Thursday, June 2, 2011

MR. NICE -- Bernard Rose's Oxford grad/ drug dealer/family man bio-pic is... nice

Bernard Rose is a man who clearly should stay away from BIG movies. His version of Anna Karenina and his Beethoven bio-pic enhanced neither subject, yet his smaller movies have often been surprisingly interesting. The early Paperhouse (1988) quickly acquired a cult following, as did his entry into the horror genre Candyman, while his 2008 film The Kreutzer Sonata proved one of the better movie imaginings of male jealousy. Now comes a film that combines some of the "bigness" of the Rose-of-yore with the filmmaker's storytelling skills, and the result is a relatively painless paint-by-number detailing of the "facts" of a very bizarre British life.

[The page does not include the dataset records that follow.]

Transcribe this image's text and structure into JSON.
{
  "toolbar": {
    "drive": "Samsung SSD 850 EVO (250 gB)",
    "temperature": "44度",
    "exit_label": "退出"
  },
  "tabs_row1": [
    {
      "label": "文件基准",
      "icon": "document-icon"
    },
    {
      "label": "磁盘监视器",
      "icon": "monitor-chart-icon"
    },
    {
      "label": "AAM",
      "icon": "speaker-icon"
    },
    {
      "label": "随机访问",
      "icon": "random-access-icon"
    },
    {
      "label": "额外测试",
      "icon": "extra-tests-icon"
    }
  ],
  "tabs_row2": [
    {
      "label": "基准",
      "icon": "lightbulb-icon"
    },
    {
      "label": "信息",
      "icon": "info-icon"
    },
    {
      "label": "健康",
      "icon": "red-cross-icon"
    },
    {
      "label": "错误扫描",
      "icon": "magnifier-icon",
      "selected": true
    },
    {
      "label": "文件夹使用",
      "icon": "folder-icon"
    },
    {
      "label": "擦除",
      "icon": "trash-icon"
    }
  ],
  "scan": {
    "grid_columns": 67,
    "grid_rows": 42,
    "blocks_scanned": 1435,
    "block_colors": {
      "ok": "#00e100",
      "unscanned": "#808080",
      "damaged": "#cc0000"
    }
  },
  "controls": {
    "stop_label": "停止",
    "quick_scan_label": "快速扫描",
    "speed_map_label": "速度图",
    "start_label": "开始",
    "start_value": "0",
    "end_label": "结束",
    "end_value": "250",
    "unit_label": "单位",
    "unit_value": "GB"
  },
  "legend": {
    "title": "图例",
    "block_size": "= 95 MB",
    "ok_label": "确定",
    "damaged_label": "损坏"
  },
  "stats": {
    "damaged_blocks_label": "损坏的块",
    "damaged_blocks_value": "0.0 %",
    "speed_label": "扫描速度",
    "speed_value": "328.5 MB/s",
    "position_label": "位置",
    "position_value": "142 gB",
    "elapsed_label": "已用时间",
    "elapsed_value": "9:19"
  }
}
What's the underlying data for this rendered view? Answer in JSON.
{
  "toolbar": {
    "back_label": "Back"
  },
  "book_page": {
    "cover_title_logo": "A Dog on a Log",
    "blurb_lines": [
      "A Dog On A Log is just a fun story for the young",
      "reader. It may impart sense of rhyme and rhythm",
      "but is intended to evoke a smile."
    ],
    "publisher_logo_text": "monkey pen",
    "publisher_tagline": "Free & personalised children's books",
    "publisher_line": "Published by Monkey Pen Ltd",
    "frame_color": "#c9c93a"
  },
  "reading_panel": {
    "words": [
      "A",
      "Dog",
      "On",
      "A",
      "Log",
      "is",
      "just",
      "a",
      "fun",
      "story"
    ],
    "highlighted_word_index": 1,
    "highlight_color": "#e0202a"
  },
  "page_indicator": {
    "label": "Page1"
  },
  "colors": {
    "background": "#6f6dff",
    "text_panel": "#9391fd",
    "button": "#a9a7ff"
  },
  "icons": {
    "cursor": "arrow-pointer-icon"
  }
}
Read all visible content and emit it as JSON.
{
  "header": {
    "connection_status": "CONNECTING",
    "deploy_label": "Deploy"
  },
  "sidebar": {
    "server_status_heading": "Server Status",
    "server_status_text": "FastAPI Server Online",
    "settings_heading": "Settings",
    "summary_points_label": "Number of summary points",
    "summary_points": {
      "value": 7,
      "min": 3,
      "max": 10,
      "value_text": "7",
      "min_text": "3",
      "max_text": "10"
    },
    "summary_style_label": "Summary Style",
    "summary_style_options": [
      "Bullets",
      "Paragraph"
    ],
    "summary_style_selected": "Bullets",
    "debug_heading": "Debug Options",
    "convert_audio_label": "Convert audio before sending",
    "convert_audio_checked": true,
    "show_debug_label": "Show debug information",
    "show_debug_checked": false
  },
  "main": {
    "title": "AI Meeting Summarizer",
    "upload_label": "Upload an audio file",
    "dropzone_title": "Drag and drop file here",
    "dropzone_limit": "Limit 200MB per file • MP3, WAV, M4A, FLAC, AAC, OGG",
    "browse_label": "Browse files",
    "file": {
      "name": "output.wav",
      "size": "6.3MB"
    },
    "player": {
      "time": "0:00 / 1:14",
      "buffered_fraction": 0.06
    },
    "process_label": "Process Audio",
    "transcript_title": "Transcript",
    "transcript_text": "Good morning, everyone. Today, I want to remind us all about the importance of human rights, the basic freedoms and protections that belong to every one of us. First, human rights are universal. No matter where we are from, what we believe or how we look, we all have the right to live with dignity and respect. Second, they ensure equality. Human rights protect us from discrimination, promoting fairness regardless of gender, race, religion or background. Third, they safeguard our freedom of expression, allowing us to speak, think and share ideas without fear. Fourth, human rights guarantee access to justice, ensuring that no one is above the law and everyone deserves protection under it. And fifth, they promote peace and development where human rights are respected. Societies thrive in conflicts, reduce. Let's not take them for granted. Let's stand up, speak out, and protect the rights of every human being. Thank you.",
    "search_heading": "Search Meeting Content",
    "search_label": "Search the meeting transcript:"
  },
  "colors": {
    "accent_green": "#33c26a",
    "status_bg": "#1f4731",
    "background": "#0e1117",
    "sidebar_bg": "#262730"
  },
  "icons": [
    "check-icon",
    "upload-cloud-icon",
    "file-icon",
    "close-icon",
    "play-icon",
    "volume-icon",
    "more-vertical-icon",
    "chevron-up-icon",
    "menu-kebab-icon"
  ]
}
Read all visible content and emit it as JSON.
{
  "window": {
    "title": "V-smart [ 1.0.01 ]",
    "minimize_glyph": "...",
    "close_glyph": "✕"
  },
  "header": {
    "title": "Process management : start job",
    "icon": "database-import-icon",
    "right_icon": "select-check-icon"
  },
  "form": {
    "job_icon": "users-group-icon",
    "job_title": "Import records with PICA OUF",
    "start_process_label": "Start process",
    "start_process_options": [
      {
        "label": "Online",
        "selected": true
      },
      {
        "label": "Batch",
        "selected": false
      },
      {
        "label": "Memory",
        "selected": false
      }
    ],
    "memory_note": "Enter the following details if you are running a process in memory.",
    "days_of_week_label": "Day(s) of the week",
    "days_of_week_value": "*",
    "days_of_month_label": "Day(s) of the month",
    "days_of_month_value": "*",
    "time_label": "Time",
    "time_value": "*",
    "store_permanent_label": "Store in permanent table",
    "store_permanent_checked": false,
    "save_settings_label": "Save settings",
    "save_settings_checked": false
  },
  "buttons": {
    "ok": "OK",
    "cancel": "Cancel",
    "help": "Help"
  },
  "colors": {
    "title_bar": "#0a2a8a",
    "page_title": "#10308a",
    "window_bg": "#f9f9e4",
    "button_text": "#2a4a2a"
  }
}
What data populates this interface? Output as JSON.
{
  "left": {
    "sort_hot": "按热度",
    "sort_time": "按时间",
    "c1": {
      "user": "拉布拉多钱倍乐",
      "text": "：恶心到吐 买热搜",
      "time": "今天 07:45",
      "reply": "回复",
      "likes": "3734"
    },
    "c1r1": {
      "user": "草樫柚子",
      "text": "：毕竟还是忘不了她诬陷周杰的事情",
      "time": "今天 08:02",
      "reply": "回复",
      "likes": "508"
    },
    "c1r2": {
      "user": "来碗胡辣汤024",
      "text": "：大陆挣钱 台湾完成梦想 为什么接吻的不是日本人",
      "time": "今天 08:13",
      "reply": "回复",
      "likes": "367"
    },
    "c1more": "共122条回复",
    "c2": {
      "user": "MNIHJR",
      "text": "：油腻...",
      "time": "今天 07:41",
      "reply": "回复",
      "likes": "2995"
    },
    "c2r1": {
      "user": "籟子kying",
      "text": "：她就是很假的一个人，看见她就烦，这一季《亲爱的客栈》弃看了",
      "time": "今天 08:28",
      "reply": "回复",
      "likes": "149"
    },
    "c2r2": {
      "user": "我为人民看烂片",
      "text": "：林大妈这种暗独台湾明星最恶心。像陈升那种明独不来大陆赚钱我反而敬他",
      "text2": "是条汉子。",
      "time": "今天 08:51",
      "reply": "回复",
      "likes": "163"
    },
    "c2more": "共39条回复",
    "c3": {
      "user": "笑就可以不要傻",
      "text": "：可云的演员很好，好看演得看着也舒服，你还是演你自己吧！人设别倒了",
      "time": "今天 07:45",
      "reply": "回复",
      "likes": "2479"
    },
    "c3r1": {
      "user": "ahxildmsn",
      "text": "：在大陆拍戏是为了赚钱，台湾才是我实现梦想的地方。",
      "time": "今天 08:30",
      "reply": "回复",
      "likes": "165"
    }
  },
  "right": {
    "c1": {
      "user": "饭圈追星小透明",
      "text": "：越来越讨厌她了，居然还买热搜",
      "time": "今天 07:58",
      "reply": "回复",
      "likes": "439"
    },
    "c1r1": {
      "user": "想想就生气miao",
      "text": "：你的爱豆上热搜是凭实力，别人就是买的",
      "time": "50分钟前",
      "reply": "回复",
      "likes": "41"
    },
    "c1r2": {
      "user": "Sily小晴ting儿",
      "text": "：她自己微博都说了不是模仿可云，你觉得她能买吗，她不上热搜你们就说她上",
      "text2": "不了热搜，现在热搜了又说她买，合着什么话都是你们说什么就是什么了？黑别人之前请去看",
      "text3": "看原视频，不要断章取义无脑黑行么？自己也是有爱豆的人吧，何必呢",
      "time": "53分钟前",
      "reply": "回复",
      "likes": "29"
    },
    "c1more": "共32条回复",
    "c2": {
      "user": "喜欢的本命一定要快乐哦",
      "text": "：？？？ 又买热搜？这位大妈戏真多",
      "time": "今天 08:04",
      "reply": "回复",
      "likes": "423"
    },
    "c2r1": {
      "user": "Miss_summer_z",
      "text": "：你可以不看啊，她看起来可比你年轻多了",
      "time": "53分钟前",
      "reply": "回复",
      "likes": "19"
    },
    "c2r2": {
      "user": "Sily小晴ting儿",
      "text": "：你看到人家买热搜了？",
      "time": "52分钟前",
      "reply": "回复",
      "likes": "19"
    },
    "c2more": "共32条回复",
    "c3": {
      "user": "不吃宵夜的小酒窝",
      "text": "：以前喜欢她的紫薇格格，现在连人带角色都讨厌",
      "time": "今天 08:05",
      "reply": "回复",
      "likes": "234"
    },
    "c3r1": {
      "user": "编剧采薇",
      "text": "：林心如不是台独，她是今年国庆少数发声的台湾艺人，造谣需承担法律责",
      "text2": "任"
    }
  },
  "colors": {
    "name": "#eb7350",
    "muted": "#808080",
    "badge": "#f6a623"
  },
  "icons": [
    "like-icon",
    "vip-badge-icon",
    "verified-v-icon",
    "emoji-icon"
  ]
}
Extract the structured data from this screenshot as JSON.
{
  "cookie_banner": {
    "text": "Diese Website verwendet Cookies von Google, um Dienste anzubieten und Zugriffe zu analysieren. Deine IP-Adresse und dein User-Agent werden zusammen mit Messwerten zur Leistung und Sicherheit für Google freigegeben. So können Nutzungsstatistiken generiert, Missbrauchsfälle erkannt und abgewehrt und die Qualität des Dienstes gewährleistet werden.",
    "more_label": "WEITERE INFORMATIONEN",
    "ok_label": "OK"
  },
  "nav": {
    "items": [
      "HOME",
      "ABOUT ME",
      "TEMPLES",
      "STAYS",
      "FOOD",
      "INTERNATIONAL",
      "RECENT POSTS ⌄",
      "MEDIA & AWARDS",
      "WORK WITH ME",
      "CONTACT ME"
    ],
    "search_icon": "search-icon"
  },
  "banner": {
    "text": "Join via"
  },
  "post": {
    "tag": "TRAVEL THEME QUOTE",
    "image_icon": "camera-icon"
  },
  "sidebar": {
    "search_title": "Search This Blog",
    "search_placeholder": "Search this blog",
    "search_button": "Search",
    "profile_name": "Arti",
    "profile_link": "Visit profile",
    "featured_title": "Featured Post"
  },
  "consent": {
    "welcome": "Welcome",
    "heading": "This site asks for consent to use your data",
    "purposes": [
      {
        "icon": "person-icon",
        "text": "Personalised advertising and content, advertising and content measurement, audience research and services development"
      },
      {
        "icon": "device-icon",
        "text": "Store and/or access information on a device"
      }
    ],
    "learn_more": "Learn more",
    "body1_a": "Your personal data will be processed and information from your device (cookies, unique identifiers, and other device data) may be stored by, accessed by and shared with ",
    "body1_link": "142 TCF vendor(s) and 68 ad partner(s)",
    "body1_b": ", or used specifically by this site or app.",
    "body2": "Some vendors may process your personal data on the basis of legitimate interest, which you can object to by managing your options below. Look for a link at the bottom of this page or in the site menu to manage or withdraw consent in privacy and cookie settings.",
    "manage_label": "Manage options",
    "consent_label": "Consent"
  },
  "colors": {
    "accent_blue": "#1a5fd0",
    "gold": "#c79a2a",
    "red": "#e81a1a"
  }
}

The word facts, above, is in quotes because the film -- directed by Mr. Rose (shown at right) and also adapted by him from the supposedly autobiographical book (of the same title as the movie and written by its main character, Howard Marks) -- leans pretty heavily on the gospel according to Mr. Marks. And while this son-of-the-working-class who managed to get himself an Oxford education gives himself full discredit for being a lousy husband and father (early on, at least), the movie also revels is his attractiveness, humor and general ain't-I-just-one-terrific-guy loveableness.

That Marks is played very well by one of cinema's best actors at doing crazy, Rhys Ifans (above), helps matters enormously. Ifans is surrounded by some excellent support, as well: especially David Thewlis as IRA bad boy Jim McCann (below, with gun) and Christian McKay (Orson in Me and Orson Welles) as an Oxford chum.

Women's role are stock and could have been mailed in by most any actress. Chloë Sevigny gets the biggest of them (as Mrs. Nice, below, center) and is properly forgettable. My biggest gripe, casting-wise, is the use of that great Spanish actor Luis Tosar while neglecting to give him a decent role.

The movie skips around from England and Afghanistan (below) to Hollywood and back, and despite its two hour length the pace seldom slackens, and -- for those of us who knew little to nothing about Howard Marks, this is time interestingly spent.

Mr. Nice, running 121 minutes, opens tomorrow -- Friday, June 3 -- in New York City at the Cinema Village. One would imagine it might be opening elsewhere, too, but I can find no information on the site of its supposed distributor MPI Media Group.  Your move.